Gazprom executive chairman Alexei Miller is determined the company will become a major gas exporter to China and grow its domestic customer reach in a decade, despite a murky outlook and worsening financial performance.

Addressing employees last week, Miller said the Chinese market remains “very competitive” for Russian natural gas, with Gazprom covering over half the China’s pipeline imports between January and August this year.

“Gazprom is slated to increase gas deliveries to the Chinese market,” he said, referring to two gas pipeline projects — Sila Sibiri 2, from West Siberia via Mongolia to China, and Sila Sibiri 3, set to bring gas from the Sakhalin Island in the far east to the China’s northeastern region.

Back home, Miller has promised Gazprom will start regaining the market share it has gradually lost in the past three decades to independent gas players, such as Novatek, and oil producers that had tapped into gas-bearing deposits in their portfolios.

Because of state regulation of the domestic gas price, Gazprom had preferred grow its European exports because they fetched significantly higher prices than domestic supplies and generated the largest input to its revenues.

Miller said the state-controlled giant will focus on building local grids to supply households in “thousands of towns and villages”, to fulfil earlier promises by President Vladimir Putin to improve nationwide access to natural gas.

Gazprom is planning to bring online another onshore field, Kharasaveyskoye, on the Yamal Peninsula, and start production at deep layers at its flagship development in the Yamal area, the Bovanenkovo field.
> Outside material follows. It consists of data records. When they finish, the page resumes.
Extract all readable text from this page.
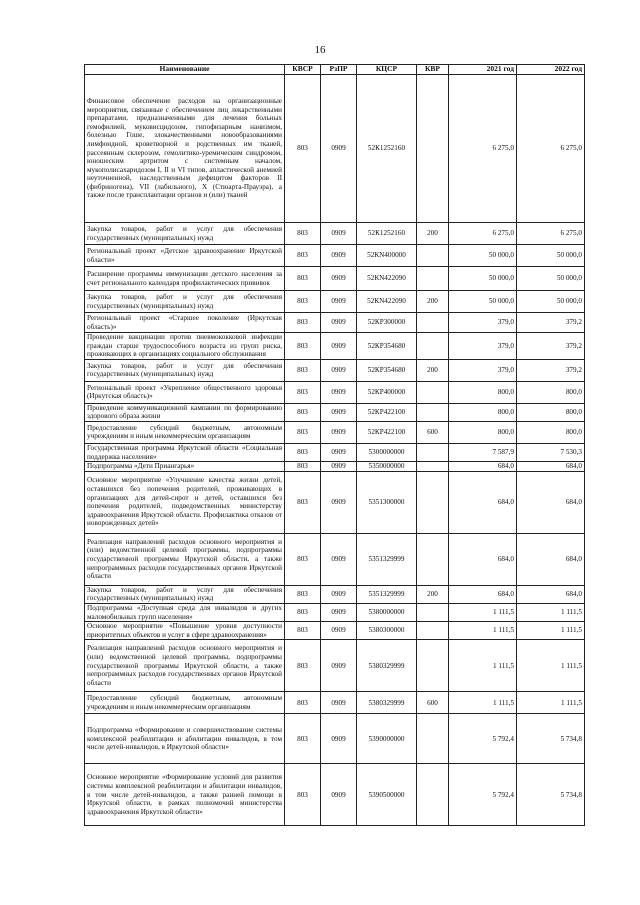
16
Наименование	КВСР	РзПР	КЦСР	КВР	2021 год	2022 год
Финансовое обеспечение расходов на организационные мероприятия, связанные с обеспечением лиц лекарственными препаратами, предназначенными для лечения больных гемофилией, муковисцидозом, гипофизарным нанизмом, болезнью Гоше, злокачественными новообразованиями лимфоидной, кроветворной и родственных им тканей, рассеянным склерозом, гемолитико-уремическим синдромом, юношеским артритом с системным началом, мукополисахаридозом I, II и VI типов, апластической анемией неуточненной, наследственным дефицитом факторов II (фибриногена), VII (лабильного), X (Стюарта-Прауэра), а также после трансплантации органов и (или) тканей	803	0909	52К1252160		6 275,0	6 275,0
Закупка товаров, работ и услуг для обеспечения государственных (муниципальных) нужд	803	0909	52К1252160	200	6 275,0	6 275,0
Региональный проект «Детское здравоохранение Иркутской области»	803	0909	52КN400000		50 000,0	50 000,0
Расширение программы иммунизации детского населения за счет регионального календаря профилактических прививок	803	0909	52КN422090		50 000,0	50 000,0
Закупка товаров, работ и услуг для обеспечения государственных (муниципальных) нужд	803	0909	52КN422090	200	50 000,0	50 000,0
Региональный проект «Старшее поколение (Иркутская область)»	803	0909	52КР300000		379,0	379,2
Проведение вакцинации против пневмококковой инфекции граждан старше трудоспособного возраста из групп риска, проживающих в организациях социального обслуживания	803	0909	52КР354680		379,0	379,2
Закупка товаров, работ и услуг для обеспечения государственных (муниципальных) нужд	803	0909	52КР354680	200	379,0	379,2
Региональный проект «Укрепление общественного здоровья (Иркутская область)»	803	0909	52КР400000		800,0	800,0
Проведение коммуникационной кампании по формированию здорового образа жизни	803	0909	52КР422100		800,0	800,0
Предоставление субсидий бюджетным, автономным учреждениям и иным некоммерческим организациям	803	0909	52КР422100	600	800,0	800,0
Государственная программа Иркутской области «Социальная поддержка населения»	803	0909	5300000000		7 587,9	7 530,3
Подпрограмма «Дети Приангарья»	803	0909	5350000000		684,0	684,0
Основное мероприятие «Улучшение качества жизни детей, оставшихся без попечения родителей, проживающих в организациях для детей-сирот и детей, оставшихся без попечения родителей, подведомственных министерству здравоохранения Иркутской области. Профилактика отказов от новорожденных детей»	803	0909	5351300000		684,0	684,0
Реализация направлений расходов основного мероприятия и (или) ведомственной целевой программы, подпрограммы государственной программы Иркутской области, а также непрограммных расходов государственных органов Иркутской области	803	0909	5351329999		684,0	684,0
Закупка товаров, работ и услуг для обеспечения государственных (муниципальных) нужд	803	0909	5351329999	200	684,0	684,0
Подпрограмма «Доступная среда для инвалидов и других маломобильных групп населения»	803	0909	5380000000		1 111,5	1 111,5
Основное мероприятие «Повышение уровня доступности приоритетных объектов и услуг в сфере здравоохранения»	803	0909	5380300000		1 111,5	1 111,5
Реализация направлений расходов основного мероприятия и (или) ведомственной целевой программы, подпрограммы государственной программы Иркутской области, а также непрограммных расходов государственных органов Иркутской области	803	0909	5380329999		1 111,5	1 111,5
Предоставление субсидий бюджетным, автономным учреждениям и иным некоммерческим организациям	803	0909	5380329999	600	1 111,5	1 111,5
Подпрограмма «Формирование и совершенствование системы комплексной реабилитации и абилитации инвалидов, в том числе детей-инвалидов, в Иркутской области»	803	0909	5390000000		5 792,4	5 734,8
Основное мероприятие «Формирование условий для развития системы комплексной реабилитации и абилитации инвалидов, в том числе детей-инвалидов, а также ранней помощи в Иркутской области, в рамках полномочий министерства здравоохранения Иркутской области»	803	0909	5390500000		5 792,4	5 734,8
In East Siberia, Gazprom is scheduled to bring the Chayanda field to its plateau production level before the end of 2024, and continue with the development of the Kovykta field, Miller said.

Chayanda and Kovykta are the two assets that deliver natural gas to China via Gazprom’s first pipeline to the country, Sila Sibiri, with maximum annual export supplies capped at 38 billion cubic metres.

However, Miller has not provided any estimate of investments Gazprom will have to make in the next decade into projects in the gas upstream segment, export gas pipelines and local grids.

Mikhail Krutikhin, a partner in Moscow-based energy consultancy RusEnergy, estimates that just the Sila Sibiri 2 pipeline, due to carry 50 Bcm of gas annually to China by 2030, may need investment of up to $100 billion.

According to the Gazprom’s shortened consolidated financial disclosures, it posted net losses in the second half of 2022 and in the second quarter of this year.

The company has been burning through its huge cash pile since gas exports to Europe stopped in the middle of the last year, its reports suggested.

Cash in hand dropped to 683 billion roubles ($7 billion) by 30 June from over 2 trillion roubles it held on its bank accounts before the Russian invasion in Ukraine in February last year.

Analysts at Moscow-based bank CentroKredit noted that cash generated by Gazprom’s current business activities and sales remains too low to bankroll its investment targets, and that it will need to take on additional debt to meet its investment ambitions.

Gazprom reported a net debt increase of 36%, to 5.3 trillion roubles, in the first half of this year.

CentroKredit suggested Gazprom may have to apply for some form of direct state financial support in 2025 or 2026 to maintain its operations and investments.

Krutikhin agrees that Gazprom may have to obtain Russian government-backed financing to go ahead with Sila Sibiri 2 and is likely to get it no matter how precarious Russian state finances are at the time.

“President Putin will not abandon his favourite brainchild [Gazprom] which is also a source of income for his buddies who run large building contractors, earning a fortune on Gazprom-related jobs,” he said.

Miller, who was Putin’s assistant in St Petersburg City Council in the 1990s, was appointed to manage Gazprom about a year after Putin was elected president in March 2000.